La rénovation énergétique des logements est un enjeu crucial pour la transition écologique en France. Pourtant, malgré des aides publiques importantes, les résultats restent insuffisants. Une nouvelle étude du Conseil d’analyse économique (CAE) propose de repenser en profondeur l’action publique dans ce domaine. Les auteurs estiment qu’environ 55% du parc de logements pourrait être rénové de manière rentable pour la société. Ainsi, ils recommandent de sanctuariser un budget annuel de 8 milliards d’euros, de mieux cibler les aides sur les passoires thermiques et les ménages modestes, et d’adopter une démarche plus proactive pour identifier les logements à rénover. L’étude préconise également de simplifier les procédures tout en renforçant les contrôles de qualité. Ces propositions ambitieuses visent à accélérer la rénovation énergétique pour atteindre les objectifs climatiques, tout en luttant contre la précarité énergétique.
Sommaire :
- La rénovation énergétique des logements en France : un secteur clé pour atteindre les objectifs climatiques
- État des lieux de la rénovation énergétique en France
- La rentabilité de la rénovation énergétique des logements : une analyse économique
- Repenser l’action publique pour une rénovation énergétique des logements efficace
- Un chantier ambitieux mais nécessaire
La rénovation énergétique des logements en France : un secteur clé pour atteindre les objectifs climatiques
La rénovation énergétique des logements est un enjeu crucial pour la France dans sa lutte contre le changement climatique. Selon les chiffres du Service des données et études statistiques (SDES), le secteur du bâtiment représente 20% des émissions nationales de gaz à effet de serre. Plus précisément, les deux tiers de ces émissions proviennent des bâtiments résidentiels, principalement à cause du chauffage.
Pour respecter ses engagements climatiques, notamment ceux pris dans le cadre de l’Accord de Paris, la France s’est fixé des objectifs ambitieux.

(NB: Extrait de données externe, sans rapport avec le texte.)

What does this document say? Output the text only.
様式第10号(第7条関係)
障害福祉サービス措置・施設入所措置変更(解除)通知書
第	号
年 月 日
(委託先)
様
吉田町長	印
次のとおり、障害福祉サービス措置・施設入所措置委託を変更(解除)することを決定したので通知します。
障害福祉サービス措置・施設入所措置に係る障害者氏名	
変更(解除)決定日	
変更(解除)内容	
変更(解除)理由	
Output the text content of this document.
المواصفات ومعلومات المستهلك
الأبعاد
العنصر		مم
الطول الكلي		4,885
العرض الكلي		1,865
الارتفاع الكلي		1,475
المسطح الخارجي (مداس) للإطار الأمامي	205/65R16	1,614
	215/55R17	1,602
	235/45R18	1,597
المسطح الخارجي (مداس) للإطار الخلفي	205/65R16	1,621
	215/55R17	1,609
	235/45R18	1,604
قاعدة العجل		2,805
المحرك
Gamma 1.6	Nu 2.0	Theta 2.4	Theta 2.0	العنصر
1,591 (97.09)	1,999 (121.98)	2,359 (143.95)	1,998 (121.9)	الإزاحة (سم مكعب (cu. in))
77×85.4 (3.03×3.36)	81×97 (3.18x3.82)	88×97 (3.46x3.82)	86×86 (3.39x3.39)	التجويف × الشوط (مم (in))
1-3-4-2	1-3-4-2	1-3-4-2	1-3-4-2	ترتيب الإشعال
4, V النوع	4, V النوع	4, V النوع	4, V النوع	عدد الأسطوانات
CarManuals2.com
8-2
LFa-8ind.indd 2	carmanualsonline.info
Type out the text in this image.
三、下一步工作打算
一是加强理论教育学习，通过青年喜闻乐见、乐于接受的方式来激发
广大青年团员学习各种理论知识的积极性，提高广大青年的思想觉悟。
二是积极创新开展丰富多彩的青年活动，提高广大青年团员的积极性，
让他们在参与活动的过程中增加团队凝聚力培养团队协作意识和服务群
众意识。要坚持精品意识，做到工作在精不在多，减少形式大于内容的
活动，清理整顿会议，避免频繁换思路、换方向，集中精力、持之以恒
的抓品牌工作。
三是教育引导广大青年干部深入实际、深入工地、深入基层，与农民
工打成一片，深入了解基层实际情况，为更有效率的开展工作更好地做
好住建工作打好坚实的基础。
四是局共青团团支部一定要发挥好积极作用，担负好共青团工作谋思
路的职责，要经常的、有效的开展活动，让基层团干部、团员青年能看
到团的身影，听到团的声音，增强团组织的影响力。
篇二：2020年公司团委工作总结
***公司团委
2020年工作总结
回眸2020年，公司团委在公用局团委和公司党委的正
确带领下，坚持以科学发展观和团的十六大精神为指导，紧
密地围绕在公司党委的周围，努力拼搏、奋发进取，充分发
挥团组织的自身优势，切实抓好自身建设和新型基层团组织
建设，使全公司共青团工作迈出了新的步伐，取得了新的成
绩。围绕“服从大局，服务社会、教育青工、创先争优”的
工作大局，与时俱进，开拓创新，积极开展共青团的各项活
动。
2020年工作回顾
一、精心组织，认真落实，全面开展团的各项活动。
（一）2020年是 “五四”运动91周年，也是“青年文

La Stratégie nationale bas carbone (SNBC), révisée en 2020, vise 370 000 rénovations performantes par an, puis 700 000 à partir de 2030. L’objectif final est de généraliser le niveau “bâtiments basse consommation” (BBC) d’ici 2050.
Cependant, la réalité est bien loin de ces ambitions. Selon les données de l’Agence nationale de l’habitat (Anah), seulement 66 000 rénovations performantes ont été réalisées en 2022. Ce chiffre illustre l’ampleur du défi à relever et l’urgence d’accélérer le rythme des rénovations.
> Consulter notre article sur : “Rénovation énergétique performante des logements : le défi du siècle”
Des bénéfices multiples au-delà du climat
La rénovation énergétique des logements ne se limite pas à la lutte contre le changement climatique. En effet, elle offre de nombreux cobénéfices qui justifient l’intervention publique :
- Réduction de la facture énergétique. Selon l’ADEME, une rénovation performante peut permettre de réduire la consommation d’énergie d’un logement de 40 à 70%.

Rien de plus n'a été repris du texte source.